I have MS.
I’m not special. Or different. Or ‘suffering’, the word I hate most when referring to people with MS.
I am me. L’il ol’ me.
My brain may have taken an extended leave of absence and dotted itself with lesions, but I remain … me. Quintessentially ME ( I love that word – ‘quintessentially’, not ‘me’ ).
I think I have now – gulp – come to the understanding that MS is here to stay. Yup, it took a while, but I can’t show it the door so what are my options?
Well, I no longer mourn what could have been, what should have been. What’s the point? Besides, my brain has forgotten so much and just struggling to remember life pre-MS is a stretch. I could have done what so many people told me to do, ‘whaaaay hheeeyyy! Give up work why dont’cha, you’re disabled, like, d’uh’. MS is up there, among the most serious of illnesses.
And for a very long time, it was all-encompassing-serious to me. And of course, in some ways it still is, as it pokes its way through everyday life; the stumbling, the agonising nerve pain every evening, the dropping, the falling, the garbled speech.

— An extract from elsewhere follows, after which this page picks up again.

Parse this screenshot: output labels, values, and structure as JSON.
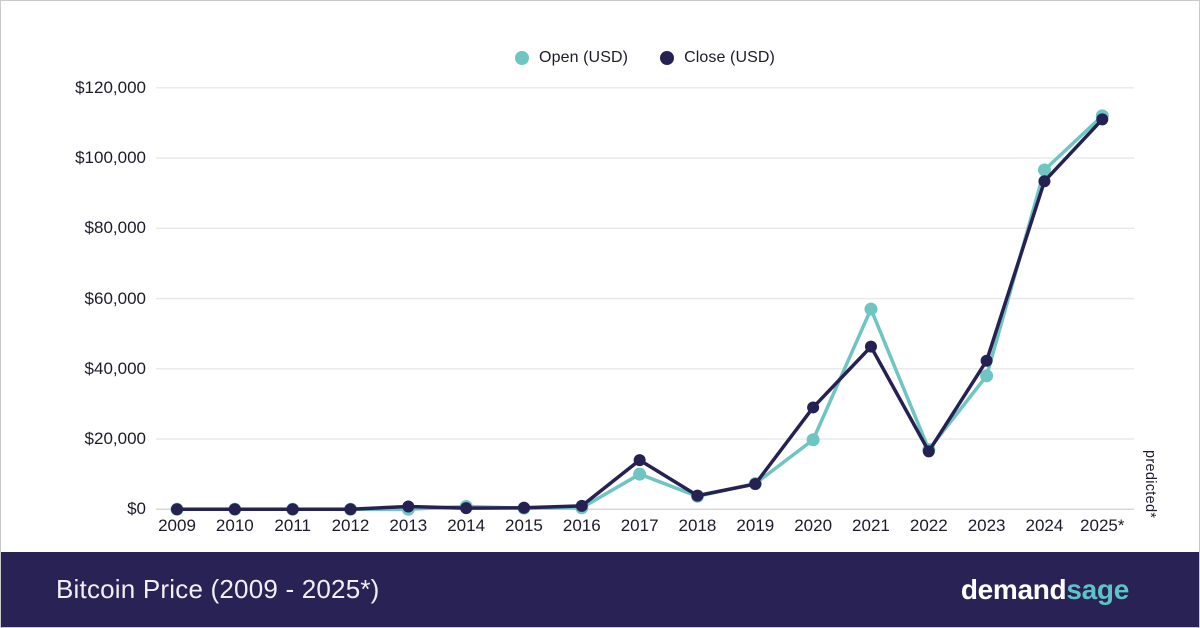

Never underestimate MS. But it doesn’t make me special and it doesn’t mark me out as different to any other person with their own unique agony, whatever it may be.
If you had told me three years ago that I would, in my late 30’s and (very, very) early 40’s spend most of my time on my back, I would have been alarmed. Now, I am savoir faire with fatigue and all it entails; I know and recognise the signs. The sofa is my command centre and I have everything to hand, although the pesky cat has now taken up residence on the other sofa, out my reach since I de-flea’d her.
I’m not special yet I am acutely, horribly aware that I have surpassed my father’s MS by six years, not only in terms of his age, but also the seriousness of the illness as he was living in an era before disease modifying drugs. So I refuse to be defined by MS. I am a heck of a lot more than that. The secret to controlling this awful illness is to do what it least expects you to:
- Get out there. Make new friends. Try new things. Surprise yourself.
- MS is cruel, there’s no denying it. But don’t deny yourself any experience, no matter how ‘trivial’.
- Allow MS to throw into sharp relief all you want to achieve in life.
I am not suffering from MS. I thrive in spite of it.